Jean-Pierre Ronfard – Les Mots : Mordre à la leçon
Ils prêtent une forme et des sons aux pensées et aux émotions; on peut jouer, rêver avec eux, convaincre. JEAN-PIERRE RONFARD, avec ses camarades du Nouveau Théâtre Expérimental, leur fait fête, dans Les Mots.
«Tout a commencé de façon un peu inconsciente», raconte Jean-Pierre Ronfard au sujet des «études théâtrales», série dans laquelle s’inscrit la pièce Les Mots. Cette idée «vient des origines de la compagnie qui se réclamait, avec pompe et en rigolant, de l’Introduction à la médecine expérimentale de Claude Bernard.
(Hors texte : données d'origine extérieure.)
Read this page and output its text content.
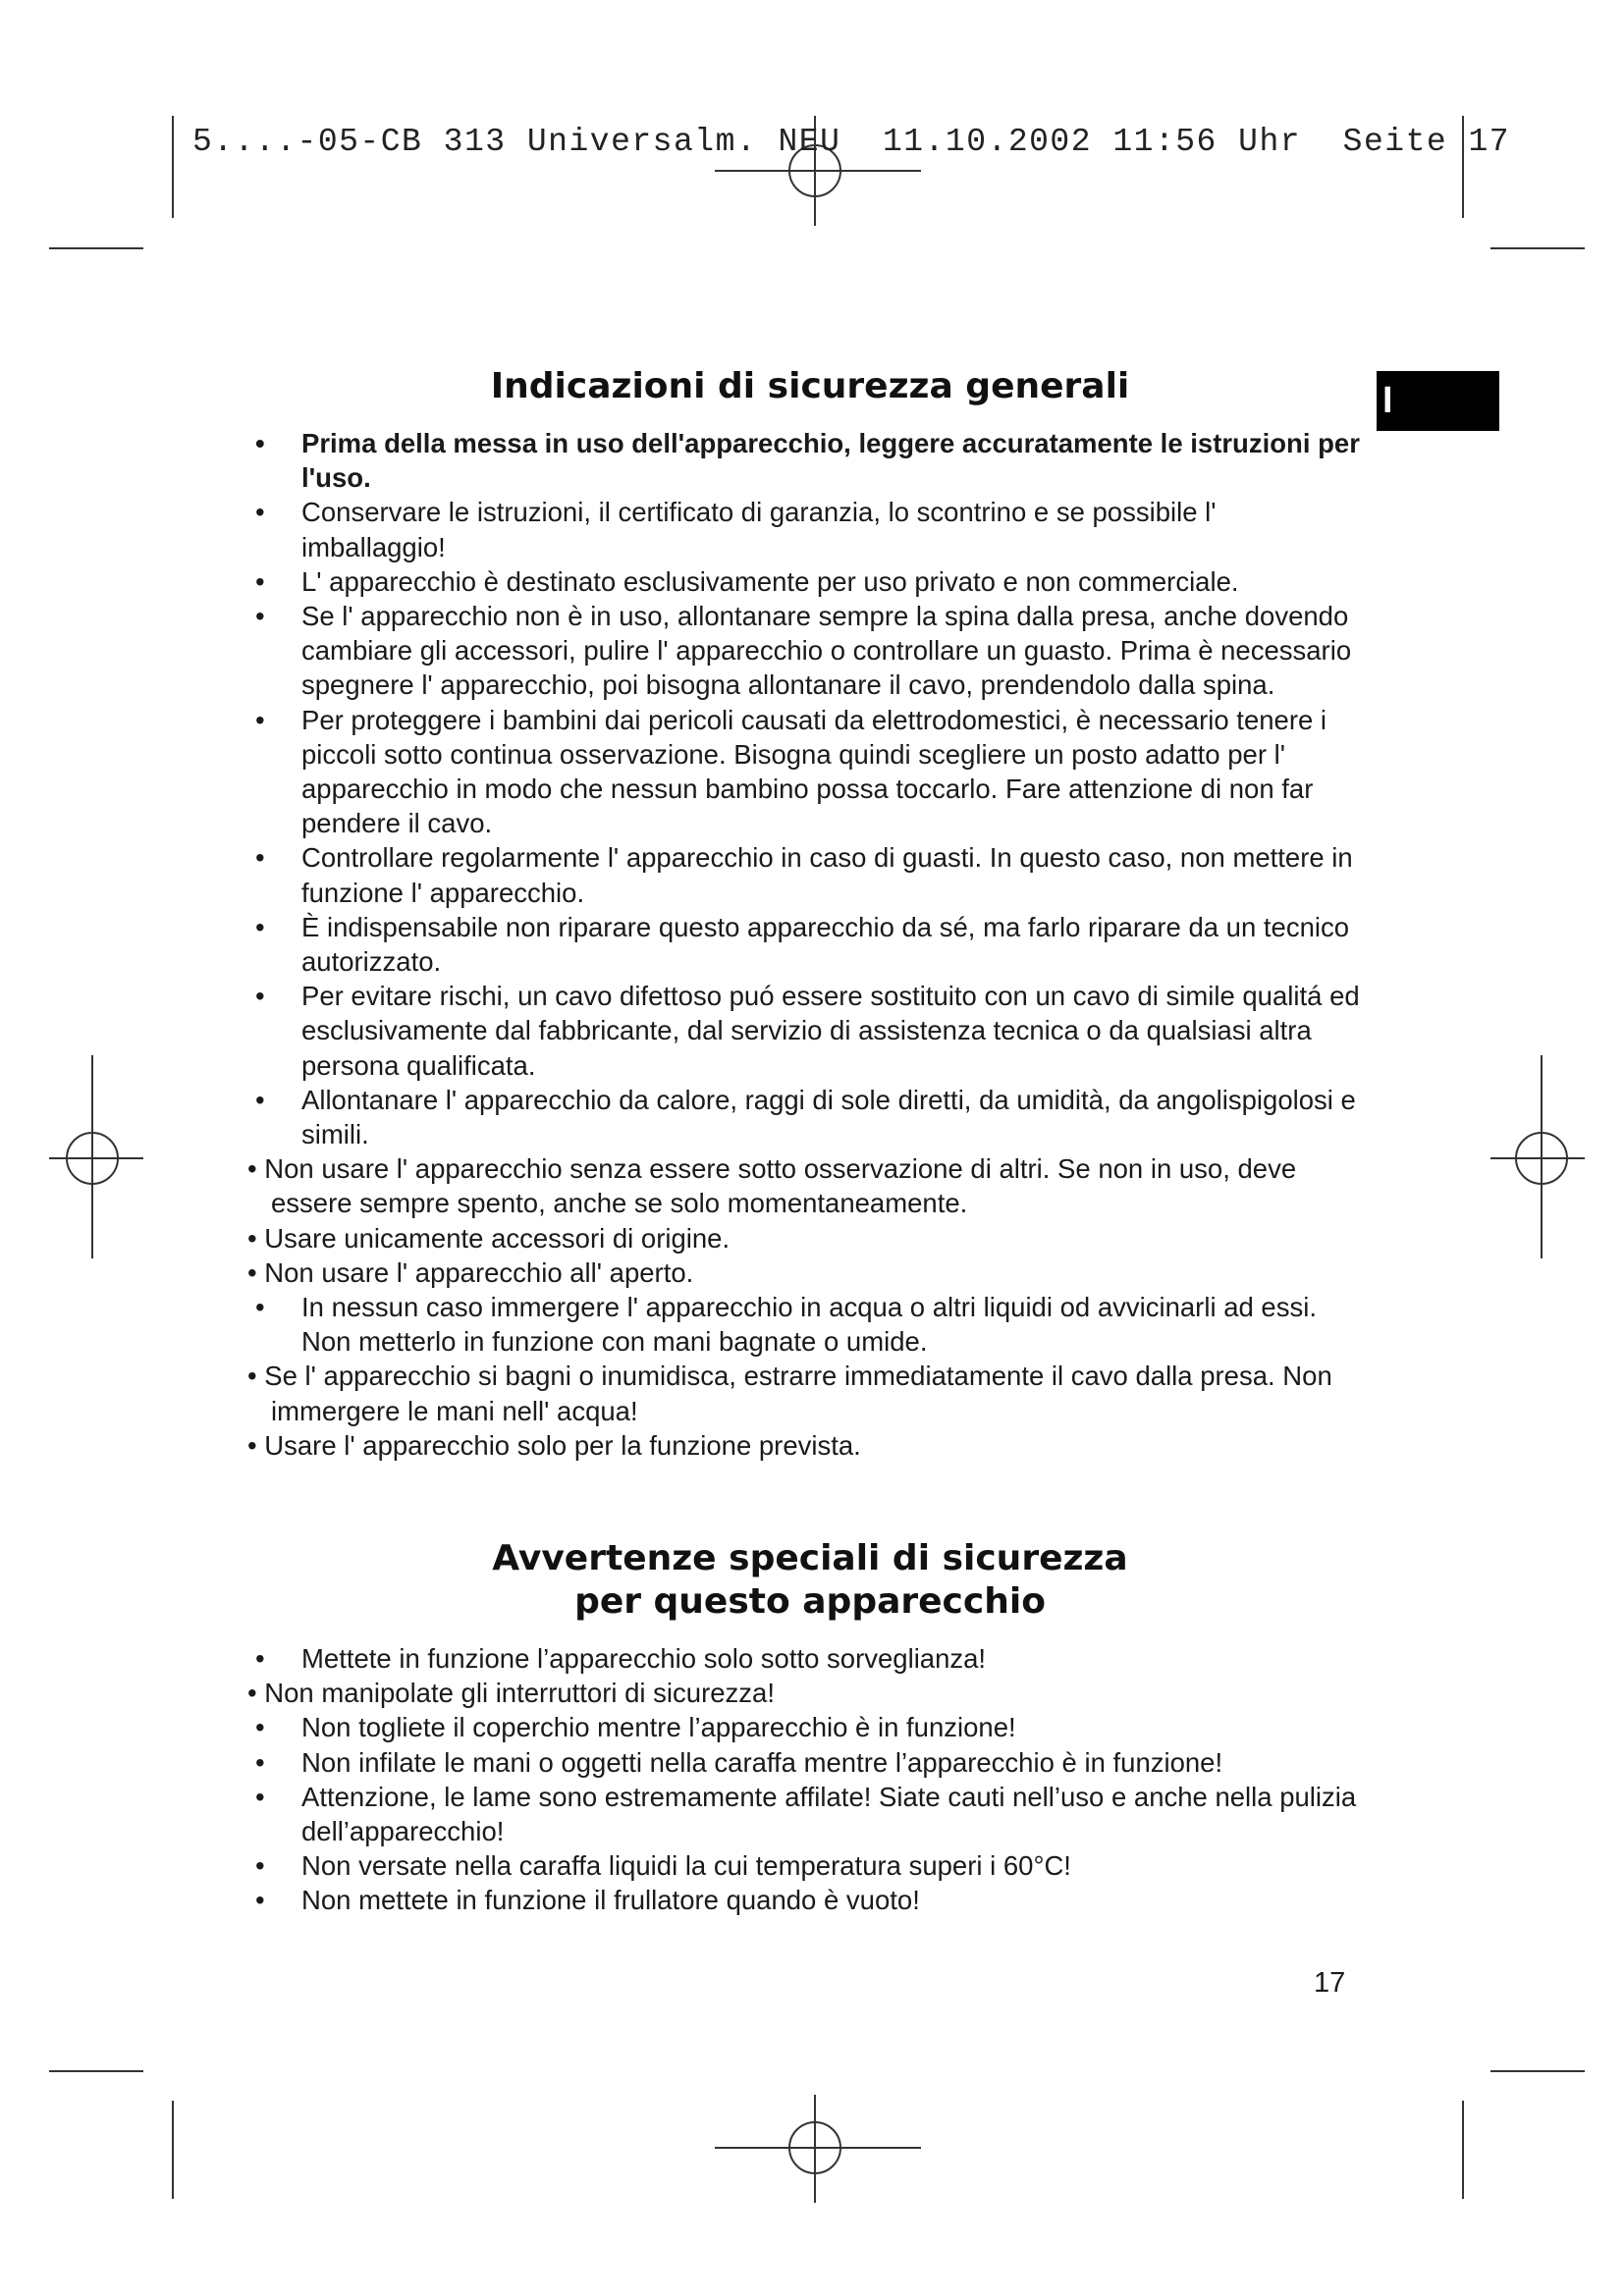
5....-05-CB 313 Universalm. NEU  11.10.2002 11:56 Uhr  Seite 17
I
Indicazioni di sicurezza generali
• Prima della messa in uso dell'apparecchio, leggere accuratamente le istruzioni per l'uso.
• Conservare le istruzioni, il certificato di garanzia, lo scontrino e se possibile l' imballaggio!
• L' apparecchio è destinato esclusivamente per uso privato e non commerciale.
• Se l' apparecchio non è in uso, allontanare sempre la spina dalla presa, anche dovendo cambiare gli accessori, pulire l' apparecchio o controllare un guasto. Prima è necessario spegnere l' apparecchio, poi bisogna allontanare il cavo, prendendolo dalla spina.
• Per proteggere i bambini dai pericoli causati da elettrodomestici, è necessario tenere i piccoli sotto continua osservazione. Bisogna quindi scegliere un posto adatto per l' apparecchio in modo che nessun bambino possa toccarlo. Fare attenzione di non far pendere il cavo.
• Controllare regolarmente l' apparecchio in caso di guasti. In questo caso, non mettere in funzione l' apparecchio.
• È indispensabile non riparare questo apparecchio da sé, ma farlo riparare da un tecnico autorizzato.
• Per evitare rischi, un cavo difettoso puó essere sostituito con un cavo di simile qualitá ed esclusivamente dal fabbricante, dal servizio di assistenza tecnica o da qualsiasi altra persona qualificata.
• Allontanare l' apparecchio da calore, raggi di sole diretti, da umidità, da angolispigolosi e simili.
• Non usare l' apparecchio senza essere sotto osservazione di altri. Se non in uso, deve essere sempre spento, anche se solo momentaneamente.
• Usare unicamente accessori di origine.
• Non usare l' apparecchio all' aperto.
• In nessun caso immergere l' apparecchio in acqua o altri liquidi od avvicinarli ad essi. Non metterlo in funzione con mani bagnate o umide.
• Se l' apparecchio si bagni o inumidisca, estrarre immediatamente il cavo dalla presa. Non immergere le mani nell' acqua!
• Usare l' apparecchio solo per la funzione prevista.
Avvertenze speciali di sicurezza
per questo apparecchio
• Mettete in funzione l’apparecchio solo sotto sorveglianza!
• Non manipolate gli interruttori di sicurezza!
• Non togliete il coperchio mentre l’apparecchio è in funzione!
• Non infilate le mani o oggetti nella caraffa mentre l’apparecchio è in funzione!
• Attenzione, le lame sono estremamente affilate! Siate cauti nell’uso e anche nella pulizia dell’apparecchio!
• Non versate nella caraffa liquidi la cui temperatura superi i 60°C!
• Non mettete in funzione il frullatore quando è vuoto!
17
Rien que ça!… Nous voulions créer des "objets théâtraux" – pas des spectacles! – qui étudieraient les composantes de la représentation théâtrale…» se rappelle le directeur artistique.
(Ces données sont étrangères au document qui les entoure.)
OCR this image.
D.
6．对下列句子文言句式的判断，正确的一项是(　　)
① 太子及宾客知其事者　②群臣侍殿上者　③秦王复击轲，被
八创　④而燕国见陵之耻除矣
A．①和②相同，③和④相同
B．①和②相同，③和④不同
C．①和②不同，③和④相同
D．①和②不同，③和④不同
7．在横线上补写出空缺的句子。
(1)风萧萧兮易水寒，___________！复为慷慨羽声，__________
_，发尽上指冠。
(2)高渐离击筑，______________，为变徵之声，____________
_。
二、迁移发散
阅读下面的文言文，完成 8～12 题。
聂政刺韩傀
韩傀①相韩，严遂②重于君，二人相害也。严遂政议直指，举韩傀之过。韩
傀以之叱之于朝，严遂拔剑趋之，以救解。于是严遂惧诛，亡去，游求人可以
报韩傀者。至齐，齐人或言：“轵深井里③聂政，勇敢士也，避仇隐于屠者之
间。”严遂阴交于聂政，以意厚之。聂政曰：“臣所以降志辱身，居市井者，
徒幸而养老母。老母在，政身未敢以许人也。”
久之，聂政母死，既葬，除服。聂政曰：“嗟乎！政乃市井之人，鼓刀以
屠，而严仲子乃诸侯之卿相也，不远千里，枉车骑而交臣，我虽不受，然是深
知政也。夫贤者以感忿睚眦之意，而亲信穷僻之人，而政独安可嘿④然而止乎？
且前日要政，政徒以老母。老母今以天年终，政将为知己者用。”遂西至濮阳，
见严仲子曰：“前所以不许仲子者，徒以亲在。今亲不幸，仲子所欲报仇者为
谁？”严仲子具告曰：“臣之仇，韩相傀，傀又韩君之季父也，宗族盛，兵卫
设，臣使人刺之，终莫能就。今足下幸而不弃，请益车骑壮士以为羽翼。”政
Après des spectacles consacrés aux objets – «on raconte une histoire à partir d’objets, sans comédiens» -, à la voix – «comment se fait-il que certaines voix nous touchent plus que d’autres?» -, à la lumière – «anecdote amusante: on a monté Lumière au moment du verglas…» -, ce sont les mots qui deviennent objet d’étude, et sujet d’une pièce.
«Que sont les mots? Pas la phrase, pas la parole: les mots?» De cette interrogation est né un spectacle d’une grande simplicité, conçu par deux amoureux des mots, Jean-Pierre Ronfard et Sylvie Daigle, graphiste de la compagnie. «Au fond, on aurait pu écrire un article théorique; mais pour nous, gens de théâtre, c’est plus intéressant de créer une scène», réfléchit Ronfard, également auteur et metteur en scène de la pièce.
Les Mots est une pièce «délibérément didactique», confie-t-il, jusque dans l’affabulation et la facture du spectacle. L’environnement scénique représente une salle de classe: pupitres, tribune, tableau noir. «Aucun artifice théâtral», précise Ronfard, si ce n’est du bouquet de mots calligraphiés sur les murs et plancher par Sylvie Daigle, qui a conçu l’environnement visuel. Dans cet espace, les spectateurs se mêlent aux acteurs à l’occasion… d’une dictée. À cet exercice s’enchaînent, avec poésie et humour, dérapages et exposés du professeur passionné de mots, incarné par Ronfard lui-même, et tableaux joués par ses complices – Martin Dion, Emmanuelle Jimenez, Danièle Panneton, Marie-Josée Picard, Macel Pomerlo -, élèves dispersés dans la «classe».
Après deux séries de représentations à Montréal, le succès de la pièce ne s’est pas démenti, et précède la venue du spectacle au Carrefour international de théâtre de Québec. «\C’est quand même une surprise de voir que le public aime autant. Avouons que le cadre est tout de même… désespérant!», ajoute Ronfard en riant. «Mais on prend plaisir à apprendre. Et la vérité, c’est que nous aimons les mots. Que nous parvenions à traduire cette passion, ça touche les gens.»
Inquiet du traitement souvent infligé à notre langue, le «professeur» Ronfard? «L’inquiétude, je laisse ça à d’autres: ce n’est pas mon genre, réplique-t-il. En revanche, je ressens une véritable rage contre les gens qui ne veulent pas apprendre, qui emploient mal les mots.» Quels devoirs et leçons suggère-t-il pour y remédier? «Une langue, ça doit s’apprendre, affirme Jean-Pierre Ronfard. Très simplement, par la fréquentation du dictionnaire, par exemple. On devrait tous abîmer un dictionnaire, au point d’en changer, tous les deux ans…» Et peut-être, de temps en temps… faire une petite dictée?